Conditioned Text Generation with Transfer for Closed-Domain Dialogue Systems
This addresses data scarcity for closed-domain dialogue systems, offering a cost-effective alternative to manual annotation, though it is incremental as it builds on existing generation techniques.
The paper tackles the scarcity of training data for task-oriented dialogue systems by proposing a method using a conditional variational autoencoder for intent-specific text generation and a query transfer protocol to leverage unlabelled data. The result shows improved diversity of generated queries without quality loss and effectiveness as data augmentation for language modeling.

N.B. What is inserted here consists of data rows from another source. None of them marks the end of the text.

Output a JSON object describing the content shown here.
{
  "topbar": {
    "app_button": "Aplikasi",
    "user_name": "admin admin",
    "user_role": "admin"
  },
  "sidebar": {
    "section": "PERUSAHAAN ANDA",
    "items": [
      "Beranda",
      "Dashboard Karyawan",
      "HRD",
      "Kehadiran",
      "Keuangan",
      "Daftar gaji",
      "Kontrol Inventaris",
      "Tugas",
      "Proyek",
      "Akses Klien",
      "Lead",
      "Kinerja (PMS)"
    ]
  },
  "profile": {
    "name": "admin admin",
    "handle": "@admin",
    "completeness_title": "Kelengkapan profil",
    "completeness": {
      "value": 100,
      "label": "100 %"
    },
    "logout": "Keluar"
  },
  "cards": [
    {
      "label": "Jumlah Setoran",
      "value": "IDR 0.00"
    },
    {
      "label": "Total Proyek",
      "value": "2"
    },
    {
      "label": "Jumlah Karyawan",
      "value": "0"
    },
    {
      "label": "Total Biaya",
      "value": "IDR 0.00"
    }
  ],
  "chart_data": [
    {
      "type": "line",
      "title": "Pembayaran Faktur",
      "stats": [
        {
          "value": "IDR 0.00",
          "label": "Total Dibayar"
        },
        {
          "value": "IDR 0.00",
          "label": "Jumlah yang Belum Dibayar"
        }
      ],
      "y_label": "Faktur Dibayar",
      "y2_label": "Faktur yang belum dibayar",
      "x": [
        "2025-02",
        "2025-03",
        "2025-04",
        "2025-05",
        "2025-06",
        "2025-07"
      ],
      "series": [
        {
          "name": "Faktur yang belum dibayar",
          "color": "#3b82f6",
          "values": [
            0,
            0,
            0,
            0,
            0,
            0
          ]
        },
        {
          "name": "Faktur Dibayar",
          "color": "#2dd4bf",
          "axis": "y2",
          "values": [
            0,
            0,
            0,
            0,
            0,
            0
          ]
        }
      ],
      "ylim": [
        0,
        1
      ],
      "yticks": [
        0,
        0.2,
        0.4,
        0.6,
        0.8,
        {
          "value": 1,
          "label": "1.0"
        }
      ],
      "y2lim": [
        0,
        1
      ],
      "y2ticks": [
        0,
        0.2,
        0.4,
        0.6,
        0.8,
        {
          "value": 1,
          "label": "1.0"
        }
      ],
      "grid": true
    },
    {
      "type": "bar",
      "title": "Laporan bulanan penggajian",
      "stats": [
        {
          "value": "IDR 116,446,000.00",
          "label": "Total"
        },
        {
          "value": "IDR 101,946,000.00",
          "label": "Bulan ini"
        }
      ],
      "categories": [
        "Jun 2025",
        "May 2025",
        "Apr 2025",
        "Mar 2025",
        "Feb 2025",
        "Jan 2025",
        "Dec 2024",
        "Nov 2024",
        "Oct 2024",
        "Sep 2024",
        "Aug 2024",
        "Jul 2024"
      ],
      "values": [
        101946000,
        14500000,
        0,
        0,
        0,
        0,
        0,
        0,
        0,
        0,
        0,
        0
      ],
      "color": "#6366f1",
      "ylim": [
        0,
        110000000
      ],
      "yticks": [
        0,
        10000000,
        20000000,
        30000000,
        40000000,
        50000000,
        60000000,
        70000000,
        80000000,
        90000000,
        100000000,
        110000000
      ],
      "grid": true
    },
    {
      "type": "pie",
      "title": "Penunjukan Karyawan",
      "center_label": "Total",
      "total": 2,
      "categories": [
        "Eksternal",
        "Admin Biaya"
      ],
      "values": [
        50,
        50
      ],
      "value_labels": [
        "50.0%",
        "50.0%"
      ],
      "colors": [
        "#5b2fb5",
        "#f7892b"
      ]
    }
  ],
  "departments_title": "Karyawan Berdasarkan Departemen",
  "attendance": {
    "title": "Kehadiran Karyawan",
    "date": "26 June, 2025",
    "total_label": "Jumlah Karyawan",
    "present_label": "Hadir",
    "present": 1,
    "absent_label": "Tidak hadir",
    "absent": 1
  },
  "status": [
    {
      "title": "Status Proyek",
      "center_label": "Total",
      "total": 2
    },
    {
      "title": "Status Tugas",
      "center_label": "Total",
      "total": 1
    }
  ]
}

Scarcity of training data for task-oriented dialogue systems is a well known problem that is usually tackled with costly and time-consuming manual data annotation. An alternative solution is to rely on automatic text generation which, although less accurate than human supervision, has the advantage of being cheap and fast. Our contribution is twofold. First we show how to optimally train and control the generation of intent-specific sentences using a conditional variational autoencoder. Then we introduce a new protocol called query transfer that allows to leverage a large unlabelled dataset, possibly containing irrelevant queries, to extract relevant information. Comparison with two different baselines shows that this method, in the appropriate regime, consistently improves the diversity of the generated queries without compromising their quality. We also demonstrate the effectiveness of our generation method as a data augmentation technique for language modelling tasks.